Welche Konsequenzen sollten daraus gezogen werden? Am wichtigsten erscheint mir, sachlich, unabhängig und fair zu informieren, damit emotionale Argumente durch korrekte Sachargumente ersetzt werden. Das Thema »Arzneimittelsicherheit« spielt gegenwärtig in der wissenschaftlichen und legislativen Diskussion eine größere Rolle als die Belege der Wirksamkeit. Daraus könnte tatsächlich noch die Aufdeckung von Risiken bei einigen pflanzlichen Arzneimitteln resultieren. Die meisten Kasuistiken sind allerdings diesbezüglich nicht zielführend. Hier ist dringend eine höhere Qualität zu fordern.

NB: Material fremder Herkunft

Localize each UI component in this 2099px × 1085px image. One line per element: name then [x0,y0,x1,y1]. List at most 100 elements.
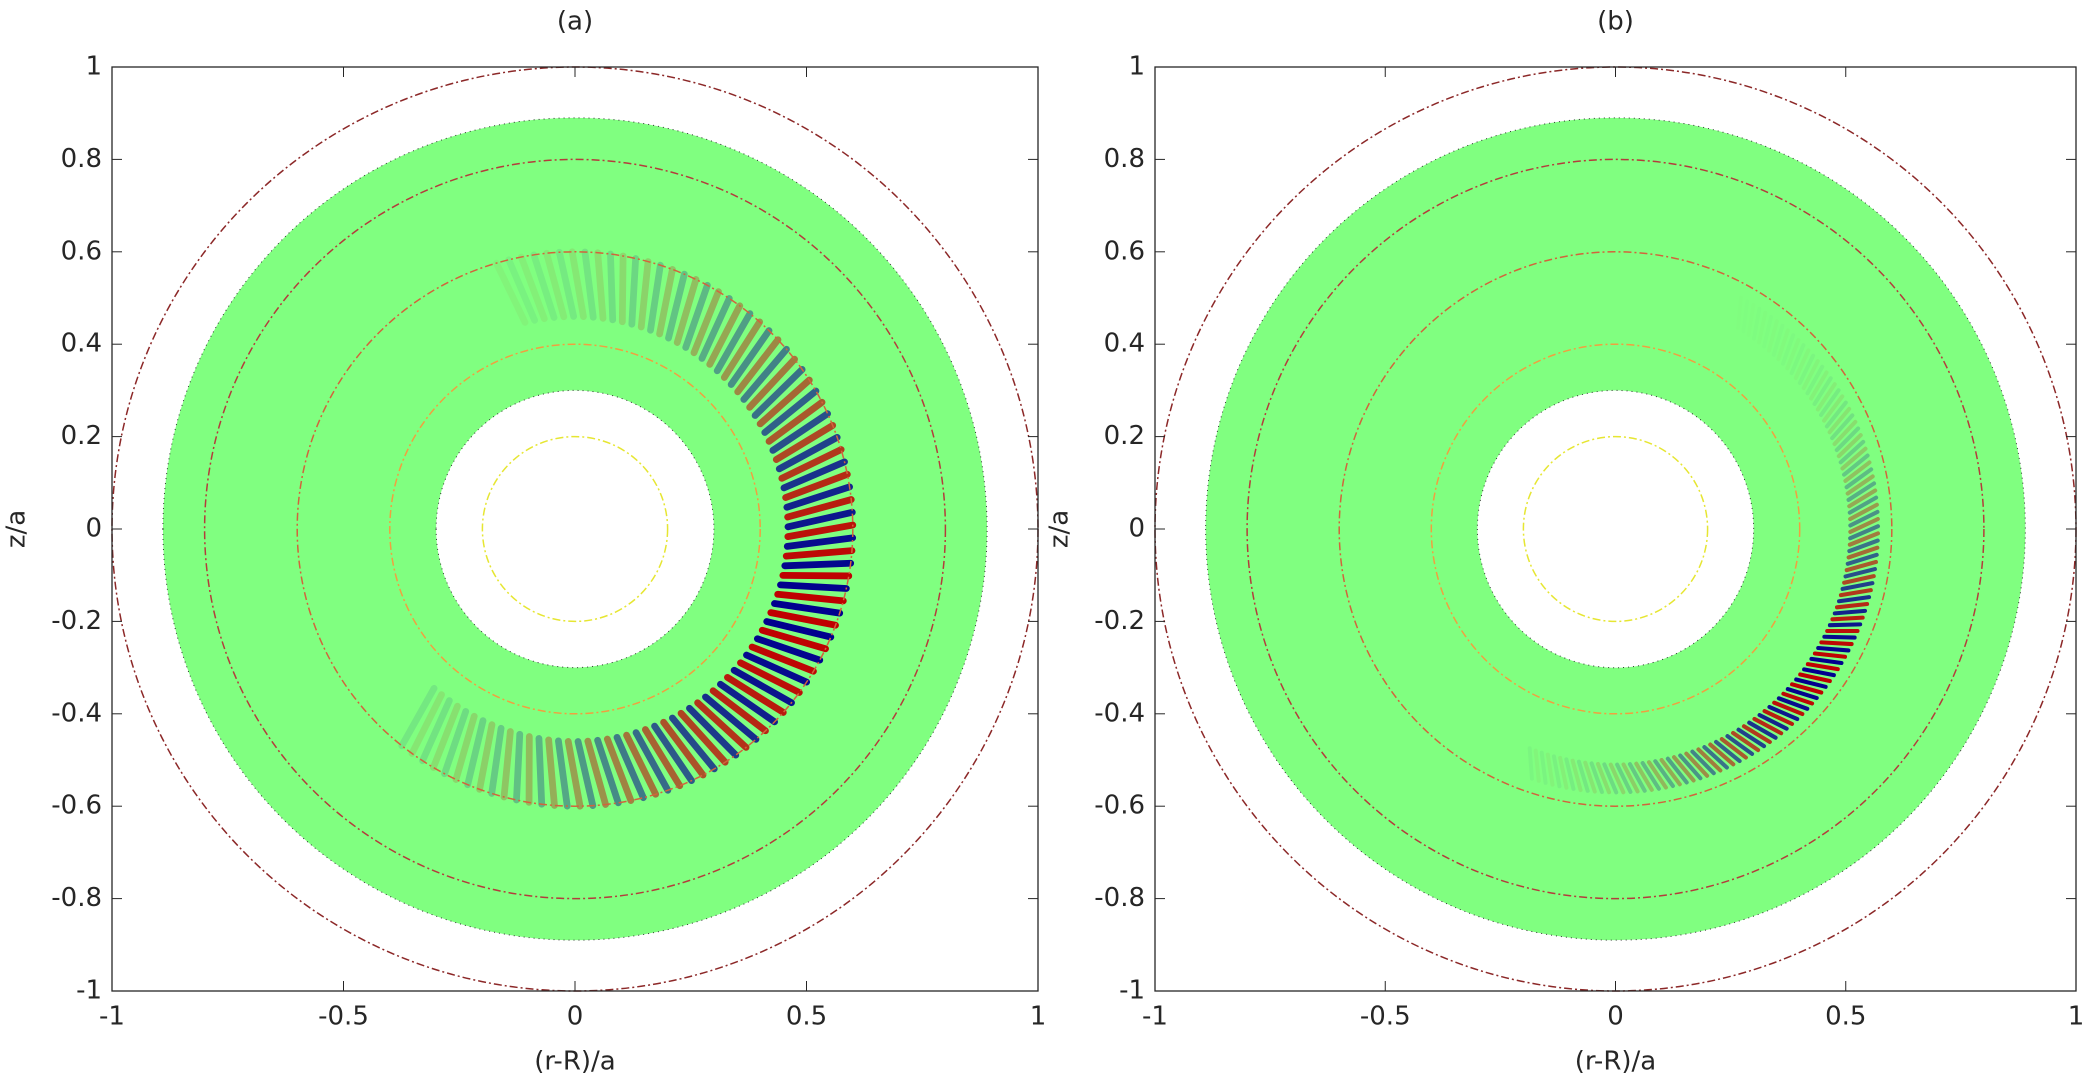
mode-stripe [1834,426,1861,453]
mode-stripe [1824,400,1848,429]
mode-stripe [1805,662,1840,672]
flux-surface [203,158,947,900]
mode-stripe [1576,759,1590,793]
mode-stripe [740,345,790,403]
y-tick-label: -1 [76,976,102,1006]
mode-stripe [1841,453,1870,477]
mode-stripe [543,249,568,321]
mode-stripe [774,590,847,605]
mode-stripe [1847,538,1880,554]
mode-stripe [430,702,461,771]
mode-stripe [452,712,478,783]
mode-stripe [746,355,798,411]
mode-stripe [1819,640,1854,647]
flux-surface [389,343,761,715]
mode-stripe [1708,742,1736,767]
mode-stripe [1615,762,1633,794]
mode-stripe [1847,488,1878,509]
mode-stripe [500,728,514,801]
y-tick-label: -1 [1119,976,1145,1006]
mode-stripe [1684,751,1710,778]
mode-stripe [778,446,845,482]
mode-stripe [1719,737,1748,760]
flux-surface [1430,343,1801,715]
panel-title: (a) [557,7,593,37]
mode-stripe [1672,755,1696,783]
y-tick-label: 1 [85,52,102,82]
mode-stripe [1815,382,1837,412]
mode-stripe [1819,388,1841,418]
x-tick-label: 0 [567,1002,584,1032]
mode-stripe [1840,446,1868,471]
mode-stripe [1845,552,1879,566]
mode-stripe [734,336,782,396]
x-tick-label: 1 [1030,1002,1047,1032]
mode-stripe [568,248,587,321]
mode-stripe [1741,724,1772,745]
mode-stripe [1848,502,1879,522]
mode-stripe [1608,762,1626,795]
mode-stripe [419,697,453,765]
domain-annulus [1206,118,2026,940]
mode-stripe [1794,677,1828,689]
mode-stripe [1837,595,1872,604]
mode-stripe [717,680,778,726]
mode-stripe [1678,753,1703,781]
mode-stripe [751,366,806,419]
x-tick-label: -1 [1142,1002,1168,1032]
flux-surface [481,435,669,623]
flux-surface [1522,435,1709,623]
mode-stripe [1621,762,1640,794]
x-tick-label: 0 [1607,1002,1624,1032]
mode-stripe [1848,509,1880,528]
mode-stripe [1545,752,1555,787]
mode-stripe [737,659,803,696]
mode-stripe [753,635,824,664]
mode-stripe [408,691,445,757]
panel: -1 -0.5 0 0.5 1 -1 -0.8 -0.6 -0.4 -0.2 0 0.2 0.4 0.6 0… [1045,7,2085,1077]
y-tick-label: -0.2 [51,606,102,636]
mode-stripe [784,496,855,521]
mode-stripe [1809,656,1844,666]
y-tick-label: 1 [1128,52,1145,82]
mode-stripe [1602,762,1619,795]
mode-stripe [748,643,817,675]
mode-stripe [1812,651,1848,659]
mode-stripe [1834,601,1870,610]
y-tick-label: 0.2 [61,421,102,451]
mode-stripe [555,248,578,320]
mode-stripe [1640,761,1661,791]
mode-stripe [702,693,760,743]
mode-stripe [686,704,740,759]
mode-stripe [783,483,853,511]
mode-stripe [1845,474,1875,496]
mode-stripe [1790,682,1824,695]
x-axis-label: (r-R)/a [534,1047,615,1077]
mode-stripe [767,609,839,629]
mode-stripe [1805,364,1825,396]
mode-stripe [1747,720,1778,740]
x-tick-label: 0.5 [786,1002,827,1032]
mode-stripe [1846,481,1877,502]
mode-stripe [1589,761,1604,795]
y-tick-label: -0.8 [51,883,102,913]
mode-stripe [1798,672,1832,684]
mode-stripe [720,318,764,381]
mode-stripe [1843,567,1877,579]
mode-stripe [782,470,851,501]
mode-stripe [618,252,627,326]
mode-stripe [476,721,496,793]
mode-stripe [1822,634,1857,640]
mode-stripe [607,250,617,324]
mode-stripe [660,718,707,779]
mode-stripe [1847,531,1880,547]
mode-stripe [669,714,718,773]
mode-stripe [584,737,609,808]
mode-stripe [724,674,787,716]
mode-stripe [698,295,733,362]
mode-stripe [1570,758,1583,793]
mode-stripe [713,310,754,375]
mode-stripe [1781,691,1815,706]
mode-stripe [1757,713,1789,731]
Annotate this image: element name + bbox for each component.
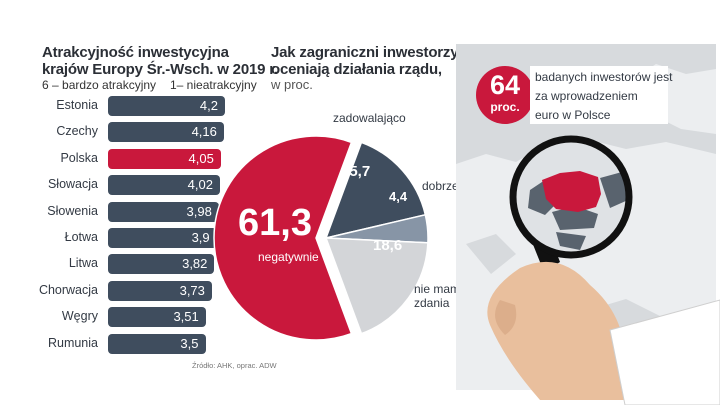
bar: 4,16 [108,122,224,143]
bar-chart-title-line2: krajów Europy Śr.-Wsch. w 2019 r. [42,61,278,78]
bar-chart-title-line1: Atrakcyjność inwestycyjna [42,44,229,61]
bar-category-label: Chorwacja [38,282,98,297]
pie-slice-negatywnie [213,135,353,341]
callout-line2: za wprowadzeniem [535,89,638,103]
bar: 3,9 [108,228,217,248]
bar-row: Węgry 3,51 [0,307,230,328]
bar-row: Chorwacja 3,73 [0,280,230,301]
bar-chart-title: Atrakcyjność inwestycyjna krajów Europy … [42,44,278,78]
magnifier-rim [509,135,633,259]
callout-line3: euro w Polsce [535,108,611,122]
thumb-shape [495,300,517,335]
pie-chart-title-line1: Jak zagraniczni inwestorzy [271,44,459,61]
neighbour-country [552,206,598,230]
callout-text-box [530,66,668,124]
bar-value-label: 3,82 [182,256,208,272]
bar-value-label: 3,5 [180,335,199,351]
bar-row: Łotwa 3,9 [0,228,230,248]
poland-shape [542,171,601,212]
pie-slice-zadowalająco [324,141,427,240]
scale-legend-low: 1– nieatrakcyjny [170,78,257,92]
slice-value-nie-mam-zdania: 18,6 [373,237,403,254]
bar-value-label: 4,16 [191,124,217,140]
callout-unit: proc. [490,100,520,114]
bar-row: Słowacja 4,02 [0,175,230,196]
scale-legend-high: 6 – bardzo atrakcyjny [42,78,157,92]
pie-chart-title-line2: oceniają działania rządu, [271,61,442,78]
slice-label-nie-mam-zdania-2: zdania [414,296,450,310]
slice-value-zadowalajaco: 15,7 [341,163,371,180]
pie-slice-nie-mam-zdania [324,237,429,335]
bar-value-label: 3,73 [179,282,205,298]
bar-row: Estonia 4,2 [0,96,230,116]
bar-value-label: 4,2 [199,98,218,113]
bar: 4,02 [108,175,220,196]
bar-category-label: Rumunia [47,335,98,350]
lens-map [528,171,628,250]
bar: 4,2 [108,96,225,116]
pie-chart-unit: w proc. [271,77,313,92]
bar-category-label: Litwa [68,256,98,271]
bar-value-label: 4,02 [187,177,213,193]
source-note: Źródło: AHK, oprac. ADW [192,361,277,370]
bar-category-label: Węgry [61,309,98,324]
bar-value-label: 3,9 [191,230,210,245]
bar: 3,51 [108,307,206,328]
bar-row: Polska 4,05 [0,148,230,169]
bar: 3,5 [108,333,206,354]
slice-value-dobrze: 4,4 [389,189,408,204]
pie-chart-title: Jak zagraniczni inwestorzy oceniają dzia… [271,44,459,78]
bar-row: Słowenia 3,98 [0,201,230,222]
bar-category-label: Polska [60,150,98,165]
bar-value-label: 4,05 [188,150,214,166]
bar-row: Czechy 4,16 [0,122,230,143]
callout-line1: badanych inwestorów jest [535,70,673,84]
slice-value-negatywnie: 61,3 [238,202,312,244]
hand-shape [487,261,625,400]
bar: 4,05 [108,148,221,169]
bar-row: Litwa 3,82 [0,254,230,275]
bar-category-label: Czechy [56,124,98,139]
bar: 3,98 [108,201,219,222]
bar: 3,73 [108,280,212,301]
neighbour-country [556,232,586,250]
slice-label-nie-mam-zdania-1: nie mam [414,282,461,296]
land-shape [466,234,516,274]
callout-badge: 64 proc. [476,66,534,124]
bar-row: Rumunia 3,5 [0,333,230,354]
bar-category-label: Słowacja [47,177,98,192]
slice-label-negatywnie: negatywnie [258,250,319,264]
bar-category-label: Słowenia [47,203,98,218]
callout-number: 64 [489,70,521,100]
sleeve-shape [609,299,720,405]
bar: 3,82 [108,254,215,275]
bar-category-label: Łotwa [64,230,98,244]
neighbour-country [600,172,628,208]
bar-value-label: 3,51 [173,309,199,325]
bar-value-label: 3,98 [186,203,212,219]
slice-label-dobrze: dobrze [422,179,459,193]
slice-label-zadowalajaco: zadowalająco [333,111,406,125]
bar-category-label: Estonia [56,98,98,112]
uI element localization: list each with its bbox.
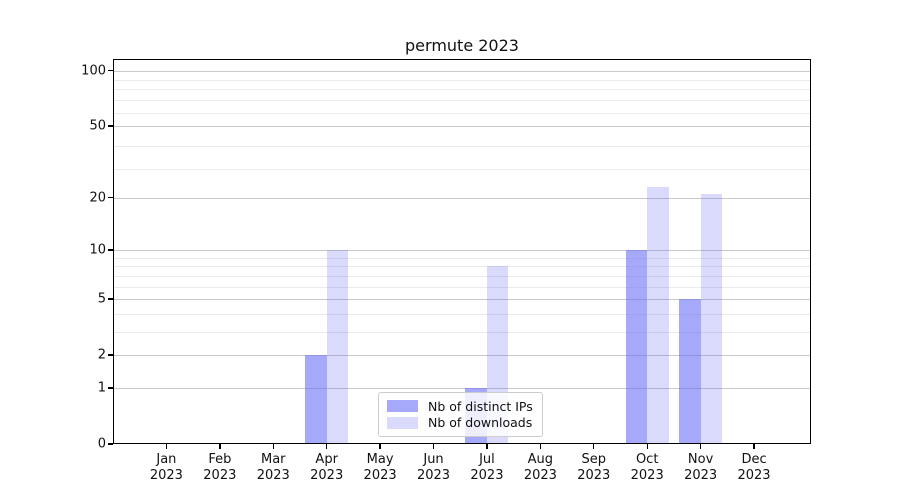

Ebenso wichtig scheint es zu sein, dass die Ärzte und Apotheker bereits während ihrer Ausbildung ausreichende und wissenschaftlich fundierte Informationen über Phytotherapie erhalten, um ihren Patienten bei Bedarf korrekte Informationen über ihre Qualität, Wirksamkeit und Unbedenklichkeit geben zu können. Gegenwärtig sind die Rahmenbedingungen dafür allerdings an den meisten deutschen Universitäten, und nicht nur dort, relativ ungünstig. Nur gemeinsame Anstrengungen aller Akteure können die gegenwärtig bestehenden massiven Probleme lösen. Je eher wir beginnen, desto besser.